The ‘trust gap’ between Government and business also appears to be widening, with a 14-point gulf between them. According to Edelman, this provides another opportunity for ‘brand love’ filling the trust vacuum, with businesses and brands taking a much more proactive role in shaping policy, regulation and driving economic recovery in the UK.
In India, global businesses appeared to have a low level of trust compared with home-grown companies.
According to Edelman, just 35 percent of those surveyed felt these multi-national organisations were honest compared with 82 percent feeling able to trust local companies in that market.
“This is a situation that has not improved for five years, spelling problems for exports and global ambitions lauded by their biggest firms,” Edelman reports.
“India is one of the few countries that trusts business the most, which is not only indicative of the success that business has had in terms of creating economic opportunities but also the low expectations that Indians have from the government to make any decisions for socio-economic development.
“The high trust in business implies that there are higher expectations from business now. Our survey indicates that there is still a gap between people’s expectations from and the performance of business.
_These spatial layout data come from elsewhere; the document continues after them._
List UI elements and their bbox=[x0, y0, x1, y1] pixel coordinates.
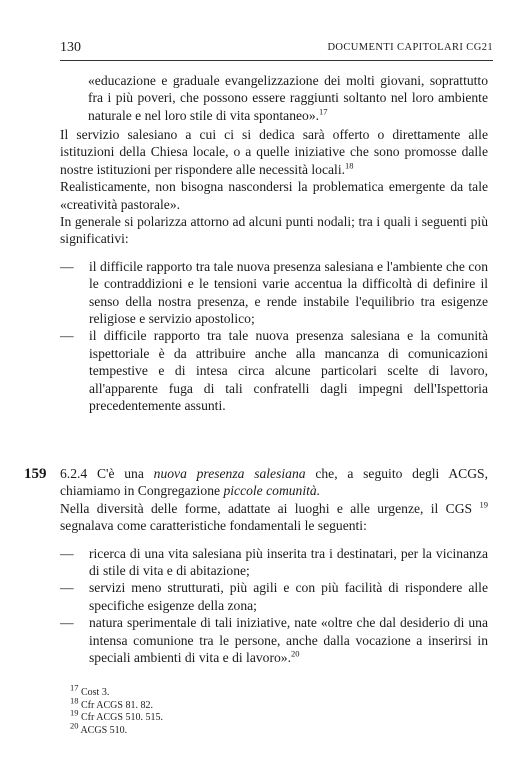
diversity-end-text: segnalava come caratteristiche fondamentali le seguenti: bbox=[60, 518, 367, 534]
page-number: 130 bbox=[60, 40, 81, 55]
list-item bbox=[60, 579, 488, 614]
diversity-text: Nella diversità delle forme, adattate ai luoghi e alle urgenze, il CGS bbox=[60, 500, 473, 516]
list-item bbox=[60, 545, 488, 580]
footnote-number: 18 bbox=[70, 695, 79, 706]
paragraph-section-lead bbox=[60, 465, 488, 500]
list-problems bbox=[60, 258, 488, 415]
margin-number: 159 bbox=[24, 466, 47, 482]
emphasis-small-communities: piccole comunità. bbox=[223, 483, 321, 499]
footnote-ref-18: 18 bbox=[345, 160, 354, 171]
dash-marker: — bbox=[60, 328, 74, 344]
list-item-text: servizi meno strutturati, più agili e con più facilità di rispondere alle specifiche esigenze della zona; bbox=[89, 580, 488, 613]
list-item bbox=[60, 614, 488, 666]
footnote-ref-17: 17 bbox=[319, 106, 328, 117]
section-text bbox=[60, 465, 488, 666]
quote-text: «educazione e graduale evangelizzazione dei molti giovani, soprattutto fra i più poveri, che possono essere raggiunti soltanto nel loro ambiente naturale e nel loro stile di vita spontaneo». bbox=[88, 73, 488, 123]
footnotes bbox=[70, 682, 163, 737]
footnote-text: Cfr ACGS 81. 82. bbox=[81, 699, 153, 711]
footnote-number: 17 bbox=[70, 682, 79, 693]
footnote bbox=[70, 682, 163, 700]
footnote-ref-19: 19 bbox=[479, 499, 488, 510]
footnote bbox=[70, 720, 163, 738]
list-item-text: ricerca di una vita salesiana più inserita tra i destinatari, per la vicinanza di stile di vita e di abitazione; bbox=[89, 545, 488, 579]
paragraph-diversity bbox=[60, 500, 488, 535]
list-item-text: il difficile rapporto tra tale nuova presenza salesiana e l'ambiente che con le contraddizioni e le tensioni varie accentua la difficoltà di definire il senso della nostra presenza, e rende instabile l'equilibrio tra esigenze religiose e servizio apostolico; bbox=[89, 258, 488, 327]
footnote-text: ACGS 510. bbox=[80, 724, 128, 736]
list-item bbox=[60, 258, 488, 328]
body-text bbox=[60, 126, 488, 415]
footnote-ref-20: 20 bbox=[290, 648, 300, 659]
list-item-text: il difficile rapporto tra tale nuova presenza salesiana e la comunità ispettoriale è da attribuire anche alla mancanza di comunicazioni tempestive e di intesa circa alcune particolari scelte di lavoro, all'apparente fuga di tali confratelli dagli impegni dell'Ispettoria precedentemente assunti. bbox=[89, 328, 488, 414]
emphasis-new-presence: nuova presenza salesiana bbox=[153, 466, 306, 481]
page-header bbox=[60, 40, 493, 61]
section-mid-text: che, a seguito degli ACGS, chiamiamo in Congregazione bbox=[60, 466, 489, 499]
running-head: DOCUMENTI CAPITOLARI CG21 bbox=[327, 42, 493, 53]
paragraph-service-text: Il servizio salesiano a cui ci si dedica sarà offerto o direttamente alle istituzioni della Chiesa locale, o a quelle iniziative che sono promosse dalle nostre istituzioni per rispondere alle necessità locali. bbox=[60, 127, 488, 177]
dash-marker: — bbox=[60, 545, 74, 561]
list-characteristics bbox=[60, 545, 488, 667]
footnote-number: 19 bbox=[70, 707, 79, 718]
paragraph-general: In generale si polarizza attorno ad alcuni punti nodali; tra i quali i seguenti più significativi: bbox=[60, 214, 488, 247]
footnote-text: Cfr ACGS 510. 515. bbox=[81, 712, 163, 723]
footnote bbox=[70, 707, 163, 725]
footnote bbox=[70, 695, 163, 713]
dash-marker: — bbox=[60, 615, 74, 631]
paragraph-service bbox=[60, 126, 488, 178]
footnote-number: 20 bbox=[70, 720, 79, 731]
footnote-text: Cost 3. bbox=[81, 687, 110, 698]
paragraph-realism: Realisticamente, non bisogna nascondersi la problematica emergente da tale «creatività pastorale». bbox=[60, 179, 488, 212]
dash-marker: — bbox=[60, 258, 74, 274]
dash-marker: — bbox=[60, 580, 74, 596]
block-quote bbox=[88, 72, 488, 124]
list-item bbox=[60, 327, 488, 414]
list-item-text: natura sperimentale di tali iniziative, nate «oltre che dal desiderio di una intensa comunione tra le persone, anche dalla vocazione a inserirsi in speciali ambienti di vita e di lavoro». bbox=[89, 615, 488, 666]
section-lead-text: 6.2.4 C'è una bbox=[60, 466, 144, 481]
“People are now looking at business to go beyond focusing on financial returns and enhance performance on parameters such as customer responsiveness, employee welfare, transparent and proactive communication and ethical behaviour.”
The survey revealed that Indians trust business leaders more than government leaders to correct issues within the industry, make ethical and moral decisions, speak the truth and also address societal concerns.
Trust in CEOs (78 percent) and board of directors (76 percent) is more than the trust in government regulators (65 percent). However, while trust in CEOs has increased by only 5 percent since 2013, trust in regulators has increased significantly (11 percent).
Additionally, the survey indicates that the government must play an active role in encouraging and regulating economic activities by promoting infrastructure that supports business, protecting consumers from irresponsible business activities and ensuring responsible activities by companies.
Even though Indian companies are trusted in India, the global charts indicated that Indian companies are the second least trusted globally, only after Mexico.
The emerging markets supplement to the 2013 Trust Barometer also indicated that developed economies such as the United States, United Kingdom, France and Germany have low trust in Indian companies at around 20 to 30 percent and have low trust in Indian companies to make a major investment or to buy a company in their own country.
Businesses and those customers that they serve around the world 24/7 have created an enduring relationship built on ‘brand love’ where advancements that benefit society as a whole can be realised.
“People trust business to innovate, unite and deliver across borders in a way that government can’t. That trust comes with the expectation and responsibility to maintain it. CEO’s must become chief engagement officers in order to educate the public about the economic, societal, political and environmental context in which their business operates,” concludes Edelman.